Rood & Riddle Equine Hospital
- Company type: Equine veterinarians
- Industry: Veterinary medicine; Thoroughbred horse racing; Equine sports;
- Founded: 1986
- Headquarters: 2150 Georgetown Road Lexington, Kentucky 40511
- Key people: William Rood; Thomas Riddle(founding partners);
- Divisions: Saratoga Springs, New York Wellington, Florida
- Website: http://www.roodandriddle.com/

= Rood & Riddle Equine Hospital =

Rood & Riddle Equine Hospital was established in Lexington, Kentucky in 1986 as a partnership between veterinarians William Rood and Thomas Riddle. The facility offers a range of services for the treatment of horses. They have cared for many famous Thoroughbreds both at the racetrack and on the farm. They also provide support for other equine sporting events such as the 2010 FEI World Equestrian Games held in Lexington. Rood & Riddle operates branches in Saratoga Springs, New York and Wellington, Florida.

==Background==
William ("Bill") Rood, DVM, is the Chief Executive Officer and President of Rood & Riddle. He graduated from the University of Louisville Equine Industry Program.

W. Thomas Riddle, DVM, whose father was also a veterinarian, grew up in South Carolina and graduated from the University of Georgia College of Veterinary Medicine in 1978. His specialty is reproductive veterinary medicine and he still frequently travels to the horse farms around Lexington. Riddle joined Rood's practice in 1981 and became a partner in 1984. They founded Rood & Riddle Equine Hospital in 1986.

Larry Bramlage, DVM, is another partner at Rood & Riddle, specializing in equine orthopedic surgery. "For many orthopedic injuries, when I first started doing surgery, it was somewhat of a last-ditch effort," he said in 2002. "Now orthopedic surgery has changed to where surgery is the first line of defense. Previously, the concern about doing surgery was that the surgery would do as much harm as the injury did."

Rood & Riddle has been called the "Mayo Clinic for horses" and is a full-service equine referral center. In a 2002 interview, Rood said the hospital treated about 10,000 cases each year, which included 4,600 surgeries and 1,293 arthroscopies. Their most common cases were colic and pneumonia. At that time, the hospital had 36 vets and 135 support staff. By 2013, the hospital had grown to a 24-acre facility with 50 vets and nine barns capable of holding 150 equine patients. The Lexington property includes surgical centers, a podiatry unit, a reproductive center, a colic intensive care unit, a neonatal unit and advanced diagnostic technology. In 2013, Rood & Riddle expanded to Saratoga Springs, New York after purchasing Saratoga Equine Veterinary Services. In 2016, they purchased a hospital facility in Wellington, Florida, a center of sport horse activities such as show jumping.

==Notable cases==

In the spring of 2001, Riddle was the first to report on a number of cases of in utero foal deaths, referred to as mare reproductive loss syndrome (MRLS). Thousands of mares in central Kentucky were affected, resulting in an economic loss estimated to be as high $500 million. Rood & Riddle participated in a number of studies and helped determine that eastern tent caterpillars were responsible for the outbreak. By 2002, MRLS had decreased to only 30% of the previous year and was virtually eliminated by 2003.

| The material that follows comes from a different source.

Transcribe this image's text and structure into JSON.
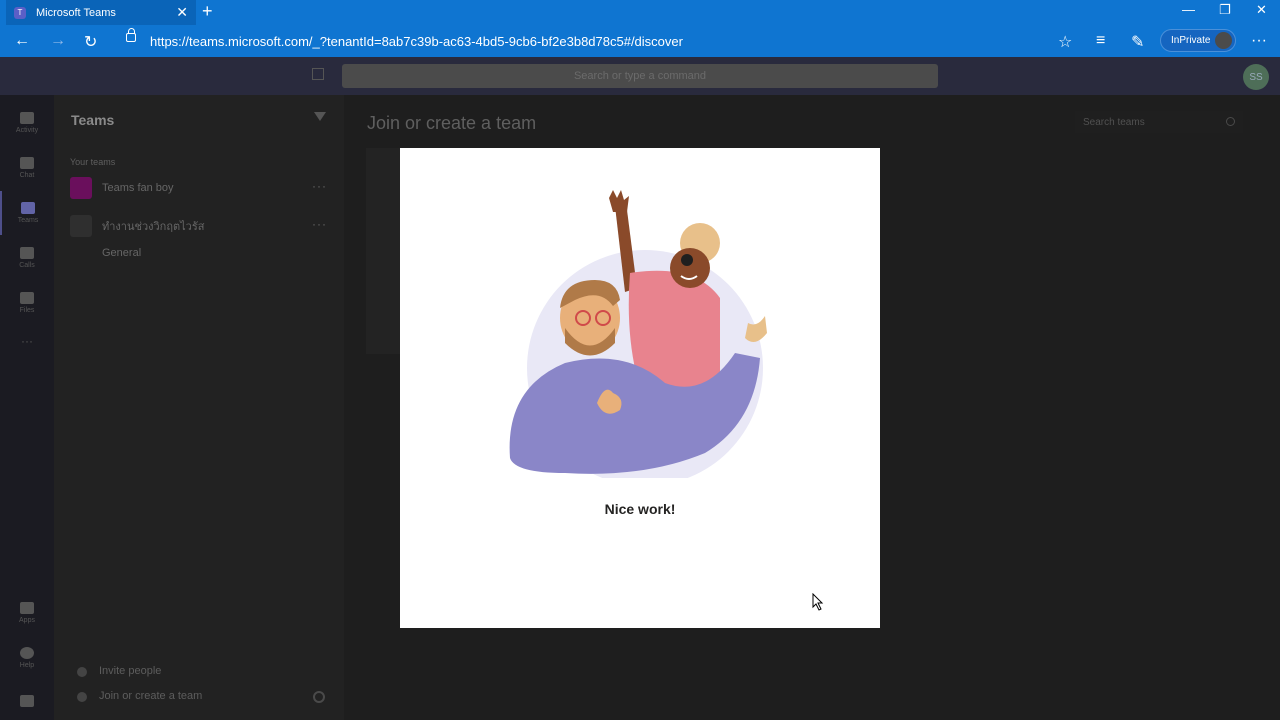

Other notable cases include:
- In 2008, Chelokee suffered a catastrophic injury while racing that was surgically repaired by Bramlage by fusing the fetlock joint.
- Kip Deville was treated for colic in 2009 but then developed laminitis, leading to his death in 2010 after months of treatment at Rood & Riddle.
- In February 2013, Rachel Alexandra underwent a six-hour surgery performed by Dr. Brett Woodie at Rood & Riddle after she suffered a life-threatening colon injury during foaling.
- In 2014, Wise Dan, who was treated throughout his career by Bramlage for orthopedic conditions, underwent colic surgery at Rood & Riddle and was later able to return to racing.
- In October 2014, Cigar died at age 24 after being surgically treated for severe osteoarthritis in his neck.
- In March 2015, Groupie Doll delivered a premature colt, who was nursed back to health at Rood & Riddle.
- In April 2016, Zenyatta's four-day-old colt died after being treated at Rood & Riddle for meconium aspiration syndrome.

Although best known for their treatment of Thoroughbreds, Rood & Riddle is involved in all types of equine sports. They were named the Official Equine Hospital and Veterinary Partner for the 2010 FEI World Equestrian Games, and provided veterinary support at a series of test events starting in 2009. Since then, they have been associated with the annual Alltech National Horse Show in Lexington.